Artist Statement
I translate historical photographs into textile portraiture to explore how memory becomes a vessel for identity construction. My work highlights the simultaneously invisible and hypervisible quality of displaced communities, whose existence between multiple cultures yields conflicting ideas of identity, home, and belonging. Drawing on my own experience as a Korean born and raised in Japan, my work speaks to the inherited narratives of diasporic Koreans and “third culture kids” as a whole, raising questions about how cultural identities are constructed in relation to fractured conceptions of “home”.

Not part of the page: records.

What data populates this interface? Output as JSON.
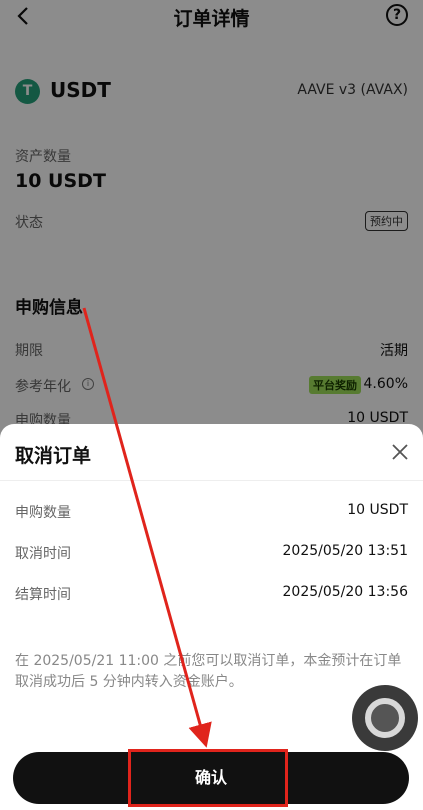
{
  "header": {
    "title": "订单详情",
    "back_icon": "chevron-left-icon",
    "help_icon": "question-circle-icon",
    "help_glyph": "?"
  },
  "asset": {
    "coin_icon_glyph": "T",
    "coin_name": "USDT",
    "protocol": "AAVE v3 (AVAX)",
    "amount_label": "资产数量",
    "amount_value": "10 USDT",
    "status_label": "状态",
    "status_badge": "预约中"
  },
  "subscription": {
    "section_title": "申购信息",
    "term_label": "期限",
    "term_value": "活期",
    "apr_label": "参考年化",
    "apr_info_glyph": "i",
    "reward_badge": "平台奖励",
    "apr_value": "4.60%",
    "sub_amount_label": "申购数量",
    "sub_amount_value": "10 USDT"
  },
  "sheet": {
    "title": "取消订单",
    "close_icon": "close-icon",
    "rows": [
      {
        "label": "申购数量",
        "value": "10 USDT"
      },
      {
        "label": "取消时间",
        "value": "2025/05/20 13:51"
      },
      {
        "label": "结算时间",
        "value": "2025/05/20 13:56"
      }
    ],
    "note": "在 2025/05/21 11:00 之前您可以取消订单，本金预计在订单取消成功后 5 分钟内转入资金账户。",
    "confirm_label": "确认"
  },
  "colors": {
    "accent": "#111111",
    "tether_green": "#26a17b",
    "reward_green": "#9ee05a",
    "annotation_red": "#e0241c"
  }
}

My textile portraits collage disparate texts into an archive of personal history, revealing the composite nature of diasporic narratives. Each piece begins from personal or journalistic documents, including photographs, letters, and traditional Korean folk art. I recreate figures from public memory—such as colonial era Korean independence activists and modern pro-democracy student protestors—as well as from personal memory, such as my immediate and extended family. Inherited historical traumas and personal childhood wounds are recollected through these portraits, carefully assembled through the intimate acts of hand-dyeing, piecing, stitching, and quilting. These slow, handiwork processes are an act of remembrance, allowing me to mend the narratives disrupted by displacement and reconnect with the people whose histories inform my own. In representing figures of the past, parts of the captured image become lost, reflecting the inevitable cultural distortion of displaced communities.